Diminuiscono, invece, gli iscritti al Politecnico di Bari, ma la variazione è poco significativa (ed è comunque al rialzo se si pensa a dieci anni fa) e l’Università di Bari. Il fenomeno dell’ateneo guidato da Stefano Bronzini, però, va letto in una chiave leggermente diversa. Se è vero che ha beneficiato dell’”effetto pandemia” ha anche perso alcuni studenti che invece in passato decidevano di spostarsi da regioni limitrofe o da altre province pugliesi. Insomma, Uniba ha risentito in piccola parte della contrazione dei grandi atenei, essendo una delle istituzioni accademiche più grandi d’Italia per numero di iscritti.

«Analizzando i dati al livello di ateneo, emergono due interessanti insights - spiega Pier Giorgio Bianchi, ceo e co-founder di Talents Venture nel report -. Da un lato, alcuni atenei di grandi dimensioni hanno subito una contrazione nei numeri dei propri immatricolati; dall’altro, alcuni piccoli e medi atenei hanno saputo remare controcorrente ed ottenere dei risultati particolarmente soddisfacenti. In questo arco temporale, dei mega-atenei (quelli sopra i 60.000 iscritti) solo due sono riusciti a crescere: Padova (+10%) e Sapienza (+8%); gli altri, invece, hanno assistito a una sostanziale stabilizzazione (Bologna) o riduzione delle immatricolazioni, come nel caso di Torino, Federico II e Milano. A sorprendere, sono stati invece 12 atenei che hanno visto i propri numeri crescere in ognuno degli anni accademici considerati.
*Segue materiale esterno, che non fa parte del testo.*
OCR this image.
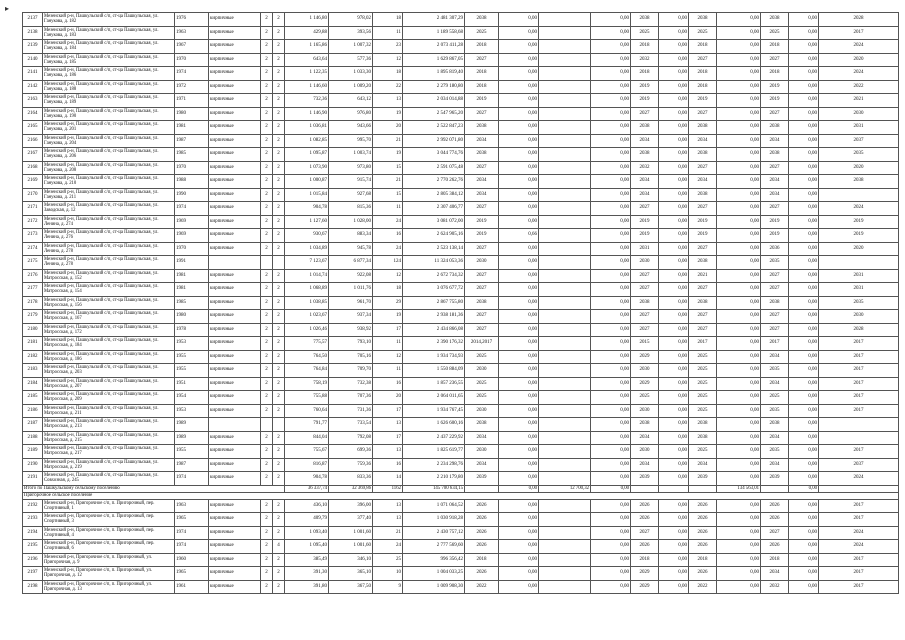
▸
2137	Мезенский р-н, Пашкульский с/п, ст-ца Пашкульская, ул. Ганукова, д. 182	1976	кирпичные	2	2	1 146,80	978,02	18	2 481 307,29	2038	0,00		0,00	2038	0,00	2038	0,00	2038	0,00	2028
2138	Мезенский р-н, Пашкульский с/п, ст-ца Пашкульская, ул. Ганукова, д. 183	1963	кирпичные	2	2	429,88	393,56	11	1 189 558,68	2025	0,00		0,00	2025	0,00	2025	0,00	2025	0,00	2017
2139	Мезенский р-н, Пашкульский с/п, ст-ца Пашкульская, ул. Ганукова, д. 184	1967	кирпичные	2	2	1 165,86	1 007,32	23	2 073 411,28	2018	0,00		0,00	2018	0,00	2018	0,00	2018	0,00	2024
2140	Мезенский р-н, Пашкульский с/п, ст-ца Пашкульская, ул. Ганукова, д. 185	1970	кирпичные	2	2	643,64	577,36	12	1 629 867,05	2027	0,00		0,00	2032	0,00	2027	0,00	2027	0,00	2020
2141	Мезенский р-н, Пашкульский с/п, ст-ца Пашкульская, ул. Ганукова, д. 186	1974	кирпичные	2	2	1 122,35	1 033,30	18	1 895 819,40	2018	0,00		0,00	2018	0,00	2018	0,00	2018	0,00	2024
2142	Мезенский р-н, Пашкульский с/п, ст-ца Пашкульская, ул. Ганукова, д. 188	1972	кирпичные	2	2	1 146,60	1 009,20	22	2 279 180,80	2018	0,00		0,00	2019	0,00	2018	0,00	2019	0,00	2022
2163	Мезенский р-н, Пашкульский с/п, ст-ца Пашкульская, ул. Ганукова, д. 189	1971	кирпичные	2	2	732,36	643,12	13	2 034 014,88	2019	0,00		0,00	2019	0,00	2019	0,00	2019	0,00	2021
2164	Мезенский р-н, Пашкульский с/п, ст-ца Пашкульская, ул. Ганукова, д. 190	1980	кирпичные	2	2	1 146,90	976,80	19	2 547 965,20	2027	0,00		0,00	2027	0,00	2027	0,00	2027	0,00	2030
2165	Мезенский р-н, Пашкульский с/п, ст-ца Пашкульская, ул. Ганукова, д. 201	1981	кирпичные	2	2	1 036,81	943,66	20	2 522 847,23	2038	0,00		0,00	2038	0,00	2038	0,00	2038	0,00	2031
2166	Мезенский р-н, Пашкульский с/п, ст-ца Пашкульская, ул. Ганукова, д. 204	1987	кирпичные	2	2	1 082,85	995,70	21	2 992 071,80	2034	0,00		0,00	2034	0,00	2034	0,00	2034	0,00	2037
2167	Мезенский р-н, Пашкульский с/п, ст-ца Пашкульская, ул. Ганукова, д. 206	1985	кирпичные	2	2	1 095,87	1 003,74	19	3 044 774,76	2038	0,00		0,00	2038	0,00	2038	0,00	2038	0,00	2035
2168	Мезенский р-н, Пашкульский с/п, ст-ца Пашкульская, ул. Ганукова, д. 208	1970	кирпичные	2	2	1 073,90	973,80	15	2 591 075,48	2027	0,00		0,00	2032	0,00	2027	0,00	2027	0,00	2020
2169	Мезенский р-н, Пашкульский с/п, ст-ца Пашкульская, ул. Ганукова, д. 210	1988	кирпичные	2	2	1 000,87	915,74	21	2 770 262,76	2034	0,00		0,00	2034	0,00	2034	0,00	2034	0,00	2038
2170	Мезенский р-н, Пашкульский с/п, ст-ца Пашкульская, ул. Ганукова, д. 211	1990	кирпичные	2	2	1 015,84	927,68	15	2 805 384,12	2034	0,00		0,00	2034	0,00	2038	0,00	2034	0,00	
2171	Мезенский р-н, Пашкульский с/п, ст-ца Пашкульская, ул. Заводская, д. 12	1974	кирпичные	2	2	904,78	815,36	11	2 307 406,77	2027	0,00		0,00	2027	0,00	2027	0,00	2027	0,00	2024
2172	Мезенский р-н, Пашкульский с/п, ст-ца Пашкульская, ул. Ленина, д. 274	1969	кирпичные	2	2	1 127,60	1 028,00	24	3 081 072,00	2019	0,00		0,00	2019	0,00	2019	0,00	2019	0,00	2019
2173	Мезенский р-н, Пашкульский с/п, ст-ца Пашкульская, ул. Ленина, д. 276	1969	кирпичные	2	2	930,67	883,34	16	2 624 905,16	2019	0,66		0,00	2019	0,00	2019	0,00	2019	0,00	2019
2174	Мезенский р-н, Пашкульский с/п, ст-ца Пашкульская, ул. Ленина, д. 278	1970	кирпичные	2	2	1 034,89	945,78	24	2 523 138,14	2027	0,00		0,00	2031	0,00	2027	0,00	2036	0,00	2020
2175	Мезенский р-н, Пашкульский с/п, ст-ца Пашкульская, ул. Ленина, д. 278	1991				7 123,67	6 877,34	124	11 324 053,36	2030	0,00		0,00	2030	0,00	2038	0,00	2035	0,00	
2176	Мезенский р-н, Пашкульский с/п, ст-ца Пашкульская, ул. Матросская, д. 152	1981	кирпичные	2	2	1 014,74	922,08	12	2 672 734,32	2027	0,00		0,00	2027	0,00	2021	0,00	2027	0,00	2031
2177	Мезенский р-н, Пашкульский с/п, ст-ца Пашкульская, ул. Матросская, д. 154	1981	кирпичные	2	2	1 068,89	1 011,76	18	3 076 677,72	2027	0,00		0,00	2027	0,00	2027	0,00	2027	0,00	2031
2178	Мезенский р-н, Пашкульский с/п, ст-ца Пашкульская, ул. Матросская, д. 156	1985	кирпичные	2	2	1 038,85	961,70	29	2 867 755,80	2038	0,00		0,00	2038	0,00	2038	0,00	2038	0,00	2035
2179	Мезенский р-н, Пашкульский с/п, ст-ца Пашкульская, ул. Матросская, д. 167	1980	кирпичные	2	2	1 023,67	937,34	19	2 938 181,36	2027	0,00		0,00	2027	0,00	2027	0,00	2027	0,00	2030
2180	Мезенский р-н, Пашкульский с/п, ст-ца Пашкульская, ул. Матросская, д. 172	1978	кирпичные	2	2	1 026,46	938,92	17	2 434 866,08	2027	0,00		0,00	2027	0,00	2027	0,00	2027	0,00	2028
2181	Мезенский р-н, Пашкульский с/п, ст-ца Пашкульская, ул. Матросская, д. 184	1953	кирпичные	2	2	775,57	793,10	11	2 390 176,32	2014,2017	0,00		0,00	2015	0,00	2017	0,00	2017	0,00	2017
2182	Мезенский р-н, Пашкульский с/п, ст-ца Пашкульская, ул. Матросская, д. 186	1955	кирпичные	2	2	764,50	705,16	12	1 934 734,93	2025	0,00		0,00	2029	0,00	2025	0,00	2034	0,00	2017
2183	Мезенский р-н, Пашкульский с/п, ст-ца Пашкульская, ул. Матросская, д. 203	1955	кирпичные	2	2	764,84	709,70	11	1 550 884,09	2030	0,00		0,00	2030	0,00	2025	0,00	2035	0,00	2017
2184	Мезенский р-н, Пашкульский с/п, ст-ца Пашкульская, ул. Матросская, д. 207	1951	кирпичные	2	2	758,19	732,38	16	1 857 236,55	2025	0,00		0,00	2029	0,00	2025	0,00	2034	0,00	2017
2185	Мезенский р-н, Пашкульский с/п, ст-ца Пашкульская, ул. Матросская, д. 209	1954	кирпичные	2	2	755,88	707,36	20	2 064 011,65	2025	0,00		0,00	2025	0,00	2025	0,00	2025	0,00	2017
2186	Мезенский р-н, Пашкульский с/п, ст-ца Пашкульская, ул. Матросская, д. 211	1953	кирпичные	2	2	760,64	731,36	17	1 934 767,45	2030	0,00		0,00	2030	0,00	2025	0,00	2035	0,00	2017
2187	Мезенский р-н, Пашкульский с/п, ст-ца Пашкульская, ул. Матросская, д. 213	1989				791,77	733,54	13	1 626 600,16	2038	0,00		0,00	2038	0,00	2038	0,00	2038	0,00	
2188	Мезенский р-н, Пашкульский с/п, ст-ца Пашкульская, ул. Матросская, д. 215	1989	кирпичные	2	2	844,04	792,08	17	2 437 229,92	2034	0,00		0,00	2034	0,00	2038	0,00	2034	0,00	
2189	Мезенский р-н, Пашкульский с/п, ст-ца Пашкульская, ул. Матросская, д. 217	1955	кирпичные	2	2	755,67	699,36	13	1 825 619,77	2030	0,00		0,00	2030	0,00	2025	0,00	2035	0,00	2017
2190	Мезенский р-н, Пашкульский с/п, ст-ца Пашкульская, ул. Матросская, д. 219	1987	кирпичные	2	2	816,87	759,36	16	2 234 298,76	2034	0,00		0,00	2034	0,00	2034	0,00	2034	0,00	2037
2191	Мезенский р-н, Пашкульский с/п, ст-ца Пашкульская, ул. Совхозная, д. 245	1974	кирпичные	2	2	904,78	833,36	14	2 210 179,80	2039	0,00		0,00	2039	0,00	2039	0,00	2039	0,00	2024
Итого по Пашкульскому сельскому поселению						36 337,74	32 369,86	1162	145 700 634,15		0,00	12 700,32	0,00				134 563,01		0,00	
Пригорочное сельское поселение																				
2192	Мезенский р-н, Пригорочное с/п, п. Пригорочный, пер. Спортивный, 1	1963	кирпичные	2	2	436,10	396,00	13	1 071 064,52	2026	0,00		0,00	2026	0,00	2026	0,00	2026	0,00	2017
2193	Мезенский р-н, Пригорочное с/п, п. Пригорочный, пер. Спортивный, 3	1965	кирпичные	2	2	409,79	377,40	13	1 030 918,28	2026	0,00		0,00	2026	0,00	2026	0,00	2026	0,00	2017
2194	Мезенский р-н, Пригорочное с/п, п. Пригорочный, пер. Спортивный, 4	1974	кирпичные	2	2	1 093,40	1 001,60	21	2 430 757,12	2026	0,00		0,00	2027	0,00	2026	0,00	2027	0,00	2024
2195	Мезенский р-н, Пригорочное с/п, п. Пригорочный, пер. Спортивный, 6	1974	кирпичные	2	4	1 095,40	1 001,60	24	2 777 569,60	2026	0,00		0,00	2026	0,00	2026	0,00	2026	0,00	2024
2196	Мезенский р-н, Пригорочное с/п, п. Пригорочный, ул. Пригорочная, д. 9	1960	кирпичные	2	2	385,49	346,10	25	996 356,42	2018	0,00		0,00	2018	0,00	2018	0,00	2018	0,00	2017
2197	Мезенский р-н, Пригорочное с/п, п. Пригорочный, ул. Пригорочная, д. 12	1965	кирпичные	2	2	391,30	365,10	10	1 004 033,25	2026	0,00		0,00	2029	0,00	2026	0,00	2034	0,00	2017
2198	Мезенский р-н, Пригорочное с/п, п. Пригорочный, ул. Пригорочная, д. 13	1961	кирпичные	2	2	391,80	367,50	9	1 009 908,30	2022	0,00		0,00	2029	0,00	2022	0,00	2032	0,00	2017
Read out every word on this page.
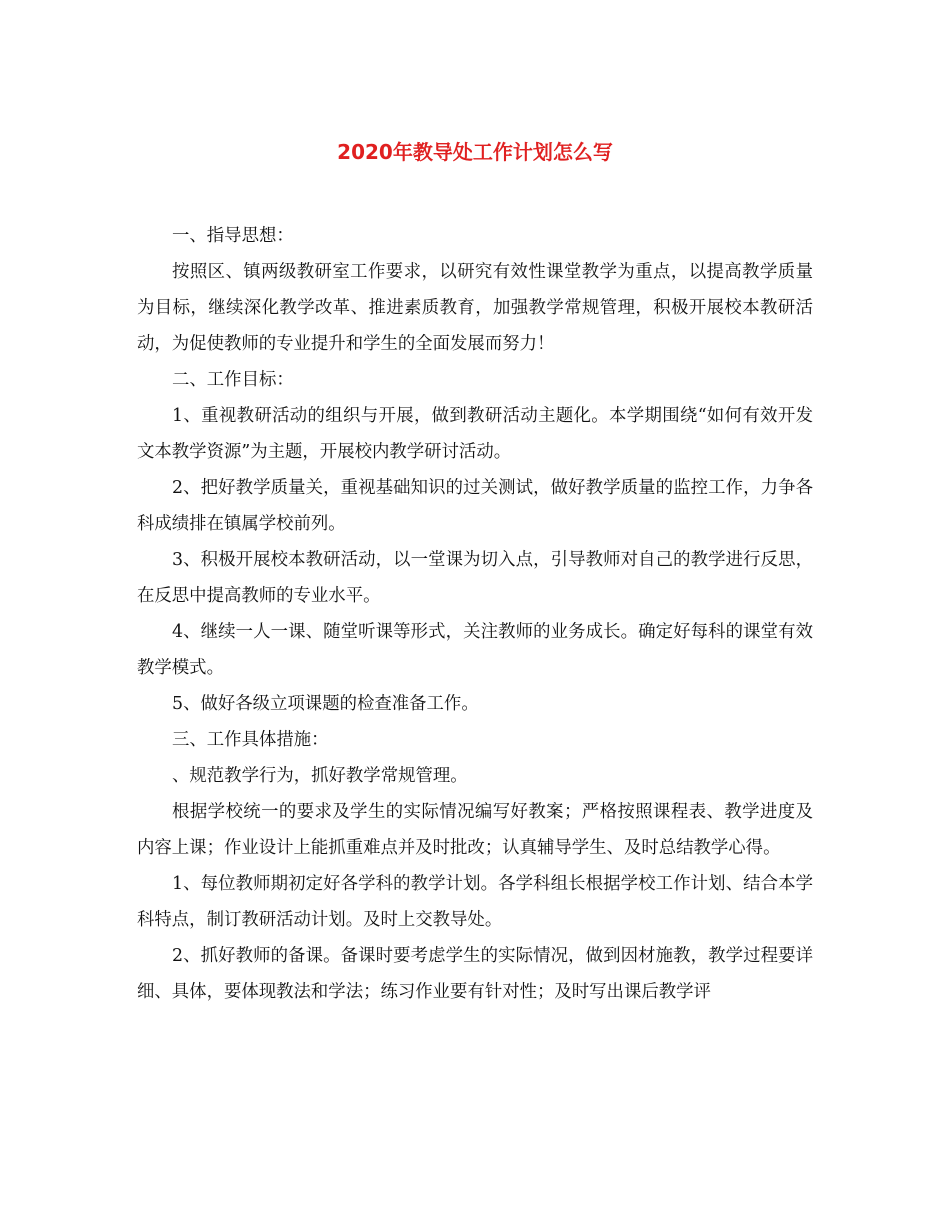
2020年教导处工作计划怎么写

一、指导思想：

按照区、镇两级教研室工作要求，以研究有效性课堂教学为重点，以提高教学质量为目标，继续深化教学改革、推进素质教育，加强教学常规管理，积极开展校本教研活动，为促使教师的专业提升和学生的全面发展而努力！

二、工作目标：

1、重视教研活动的组织与开展，做到教研活动主题化。本学期围绕“如何有效开发文本教学资源”为主题，开展校内教学研讨活动。

2、把好教学质量关，重视基础知识的过关测试，做好教学质量的监控工作，力争各科成绩排在镇属学校前列。

3、积极开展校本教研活动，以一堂课为切入点，引导教师对自己的教学进行反思，在反思中提高教师的专业水平。

4、继续一人一课、随堂听课等形式，关注教师的业务成长。确定好每科的课堂有效教学模式。

5、做好各级立项课题的检查准备工作。

三、工作具体措施：

、规范教学行为，抓好教学常规管理。

根据学校统一的要求及学生的实际情况编写好教案；严格按照课程表、教学进度及内容上课；作业设计上能抓重难点并及时批改；认真辅导学生、及时总结教学心得。

1、每位教师期初定好各学科的教学计划。各学科组长根据学校工作计划、结合本学科特点，制订教研活动计划。及时上交教导处。

2、抓好教师的备课。备课时要考虑学生的实际情况，做到因材施教，教学过程要详细、具体，要体现教法和学法；练习作业要有针对性；及时写出课后教学评
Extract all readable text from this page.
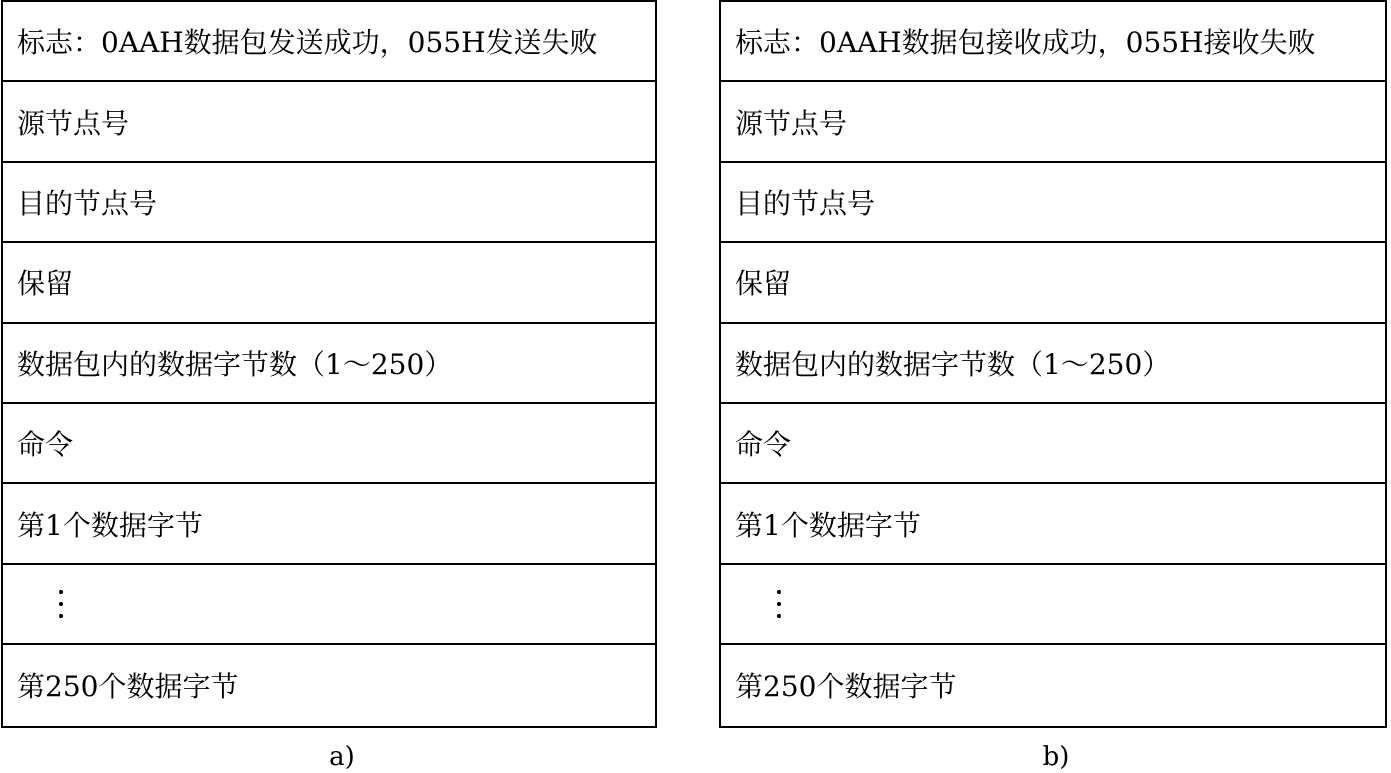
标志：0AAH数据包发送成功，055H发送失败
源节点号
目的节点号
保留
数据包内的数据字节数（1～250）
命令
第1个数据字节
第250个数据字节
标志：0AAH数据包接收成功，055H接收失败
源节点号
目的节点号
保留
数据包内的数据字节数（1～250）
命令
第1个数据字节
第250个数据字节
a)	b)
Si tratta di atenei di piccole e medie dimensioni, tra cui brillano, poiché partivano già da un’importante base di immatricolati, Napoli Parthenope e Roma Tor Vergata».

Gli atenei pugliesi nel loro complesso sono in salute. Negli ultimi dieci anni sono cresciuti quasi tutti e hanno aumentato anche l’offerta formativa. Resta il nodo, drammatico nei numeri che annualmente pubblica l’Istat, della fuga verso Nord per andare a studiare altrove. Ma fino all’inizio degli anni Duemila questo trend era dovuto soprattutto al ricercare un livello formativo più alto, oggi spesso la scelta è dettata soprattutto dalle diverse opportunità, anche professionali, che offre il territorio. L’emigrazione giovanile, unita al contesto demografico depresso ormai da oltre un decennio, rappresenta il tallone d’Achille del Mezzogiorno ma ciò non toglie lo stato di salute delle istituzioni accademiche pugliesi, talvolta anche in controtendenza rispetto alle altre del Sud.

«La lettura dei numeri pugliesi - analizza Carlo Valdes, business development manager di Talents Venture - negli ultimi dieci anni è sicuramente positiva. Con il report abbiamo voluto far emergere una tendenza recente degli studenti universitari a guardare fuori dai grandi e soliti centri urbani di riferimento. Questo avviene un po’ in tutta Italia ed ecco spiegato anche il dato pugliese». Per Valdes «non si tratta di una fuga dai grandi atenei, ma è sicuramente la riscoperta dei piccoli e medi centri del Mezzogiorno». Quelli che, però, rischiano di più per il calo demografico e per l’emigrazione. Intanto la “provincia” sorride, almeno per ora.